Jeff Squyres wrote:
> I think even first-touch will make *the whole page* be local to the
> process that touches it.
> So if you have each process take N bytes (where N << page_size), then
> the 0th process will make that whole page be local; it may be remote
> for others.
I think I'm not making myself clear. Read on...
>> *) You wouldn't need to control memory allocations with a lock
>> (except for multithreaded apps). I haven't looked at this too
>> closely yet, but the 3*n*n memory allocations in shared memory
>> during MPI_Init are currently serialized, which sounds disturbing
>> when n is 100 to 500 local processes.
> If I'm understanding your proposal right, you're saying that each
> process would create its own shared memory space, right? Then any
> other process that wants to send to that process would mmap/shmattach/
> whatever to the receiver's shared memory space. Right?
I don't think it's necessary to have each process have its own segment.
The OS manages the shared area on a per-page basis anyhow. All that's
necessary is that there is an agreement up front about which pages will
be local to which process. E.g., if there are P processes/processors
and the shared area has M pages per process, then there will be P*M
pages altogether. We'll say that the first M pages are local to process
0, then next m to process 1, etc. That is, process 0 will first-touch
the first M pages, process 1 will first-touch the next M pages, etc. If
an allocation needs to be local to process i, then process i will
allocate it from its pages. Since only process i can allocate from
these pages, it does not need any lock protection to keep other
processes from allocating at the same time. And, since these pages have
the proper locality, then small allocations can all share common pages
(instead of having a separate page for each 12-byte or 64-byte allocation).
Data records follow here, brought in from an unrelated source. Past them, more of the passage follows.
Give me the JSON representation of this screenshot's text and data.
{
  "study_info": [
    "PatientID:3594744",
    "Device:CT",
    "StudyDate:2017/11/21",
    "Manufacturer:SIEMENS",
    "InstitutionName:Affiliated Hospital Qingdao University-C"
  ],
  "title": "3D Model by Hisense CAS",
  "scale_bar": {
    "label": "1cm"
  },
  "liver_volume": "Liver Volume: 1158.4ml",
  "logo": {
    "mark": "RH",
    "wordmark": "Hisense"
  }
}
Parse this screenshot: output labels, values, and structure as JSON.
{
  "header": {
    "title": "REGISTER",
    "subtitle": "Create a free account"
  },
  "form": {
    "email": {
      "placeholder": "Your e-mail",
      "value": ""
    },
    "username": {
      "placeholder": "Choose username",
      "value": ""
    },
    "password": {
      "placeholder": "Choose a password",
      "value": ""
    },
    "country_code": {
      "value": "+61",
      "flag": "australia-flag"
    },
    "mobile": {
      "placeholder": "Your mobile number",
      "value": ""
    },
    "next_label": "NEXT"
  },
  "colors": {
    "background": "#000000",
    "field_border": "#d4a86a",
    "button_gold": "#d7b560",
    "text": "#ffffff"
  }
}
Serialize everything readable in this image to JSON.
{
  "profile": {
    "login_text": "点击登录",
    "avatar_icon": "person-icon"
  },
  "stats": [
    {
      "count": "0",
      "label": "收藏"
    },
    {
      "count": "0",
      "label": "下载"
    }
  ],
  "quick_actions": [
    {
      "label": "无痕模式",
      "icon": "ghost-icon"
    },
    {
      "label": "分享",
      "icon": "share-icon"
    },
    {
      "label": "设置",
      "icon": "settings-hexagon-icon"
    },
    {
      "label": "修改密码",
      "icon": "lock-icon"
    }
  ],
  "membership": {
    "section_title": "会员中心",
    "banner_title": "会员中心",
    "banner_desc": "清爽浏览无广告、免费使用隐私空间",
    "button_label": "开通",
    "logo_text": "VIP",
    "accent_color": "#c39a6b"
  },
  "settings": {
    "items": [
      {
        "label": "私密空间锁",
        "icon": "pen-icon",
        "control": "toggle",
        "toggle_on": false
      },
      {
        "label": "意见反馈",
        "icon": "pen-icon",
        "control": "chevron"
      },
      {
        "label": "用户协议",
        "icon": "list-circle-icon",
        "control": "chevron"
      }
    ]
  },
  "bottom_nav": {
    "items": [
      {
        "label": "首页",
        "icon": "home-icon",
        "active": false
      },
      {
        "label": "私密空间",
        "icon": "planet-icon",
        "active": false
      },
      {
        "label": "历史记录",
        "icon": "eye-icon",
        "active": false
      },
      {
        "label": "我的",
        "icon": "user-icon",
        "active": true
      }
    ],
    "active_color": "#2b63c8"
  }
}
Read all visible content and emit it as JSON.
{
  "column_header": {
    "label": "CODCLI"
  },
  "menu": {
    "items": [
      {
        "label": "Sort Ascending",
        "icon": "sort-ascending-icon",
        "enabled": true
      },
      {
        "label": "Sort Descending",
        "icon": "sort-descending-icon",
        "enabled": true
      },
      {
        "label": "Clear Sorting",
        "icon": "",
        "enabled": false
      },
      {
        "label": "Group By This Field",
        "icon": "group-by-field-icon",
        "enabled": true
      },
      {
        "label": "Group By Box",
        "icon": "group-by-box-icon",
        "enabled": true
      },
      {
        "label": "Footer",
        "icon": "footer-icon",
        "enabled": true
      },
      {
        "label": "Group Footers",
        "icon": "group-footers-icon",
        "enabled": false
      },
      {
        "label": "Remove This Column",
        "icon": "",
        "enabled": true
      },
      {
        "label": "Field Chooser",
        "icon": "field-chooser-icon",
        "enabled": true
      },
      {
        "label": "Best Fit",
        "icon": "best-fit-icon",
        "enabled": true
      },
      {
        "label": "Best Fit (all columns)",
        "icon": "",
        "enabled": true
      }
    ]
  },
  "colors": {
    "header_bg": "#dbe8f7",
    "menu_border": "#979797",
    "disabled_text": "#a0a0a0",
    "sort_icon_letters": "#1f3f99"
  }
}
Clearer? One shared memory region, partitioned equally among all
processes. Each process first-touches its own pages to get the right
locality. Each allocation made by the process to whom it should be
local. Benefits include no multi-process locks and no need for page
alignment of tiny allocations.
> The total amount of shared memory will likely not go down, because
> the OS will still likely allocate on a per-page basis, right?
Total amount would go down significantly. Today, if you want to
allocate 64 bytes on a page boundary, you allocate 64+pagesize, a 100x
overhead. With what I'm (evidently not so clearly) proposing is that we
establish a policy about what memory will be local to whom. With that
policy, we simply allocate our 64 bytes in the appropriate region. This
eliminates the need for page alignment (page is already in the right
place, shared by many allocations all of whom want to be there). You
could still want cacheline alignment... that's fine.
> But per your 2nd point, would the resources required for each process
> to mmap/ shmattach/whatever 511 other process' shared memory spaces
> be prohibitive?
No need to have more shared memory segments. Just need a policy to say
how your global space is partitioned.
>> Graham, Richard L. wrote:
>>> I have not looked at the code in a long time, so not sure how many
>>> things have changed ... In general what you are suggesting is
>>> reasonable. However, especially on large machines you also need to
>>> worry about memory locality, so should allocate from memory pools
>>> that are appropriately located. I expect that memory allocated on
>>> a per-socket basis would do.
>> Is this what "maffinity" and "memory nodes" are about? If so, I
>> would think memory locality should be handled there rather than in
>> page alignment of individual 12-byte and 64-byte allocations.
> maffinity was a first stab at memory affinity and is currently (and
> has been for a long, long time) no frills and didn't have a lot of
> thought put into it.
> I see the "node id" and "bind" functions in there; I think Gleb must
> have added them somewhere along the way. I'm not sure how much
> thought was put into making those be truly generic functions (I see
> them implemented in libnuma, which AFAIK is Linux-specific). Does
> Solaris have memory affinity function calls?
Yes, I believe so, though perhaps I don't understand your question.
Things like mbind() and numa_setlocal_memory() are, I assume, Linux
calls for placing some memory close to a process. I think the Solaris
madvise() call does this: give a memory range and say something about
how that memory should be placed -- e.g., the memory should be placed
local to the next thread to touch that memory. Anyhow, I think the
default policy is "first touch", so one could always do that.
I'm not an expert on this stuff, but I just wanted to reassure you that
Solaris supports NUMA programming. There are interfaces for discovering
the NUMA topology of a machine (there is a hierarchy of "locality
groups", each containing CPUs and memory), for discovering in which
locality group you are, for advising the VM system where you want memory
placed, and for querying where certain memory is. I could do more
homework on these matters if it'd be helpful.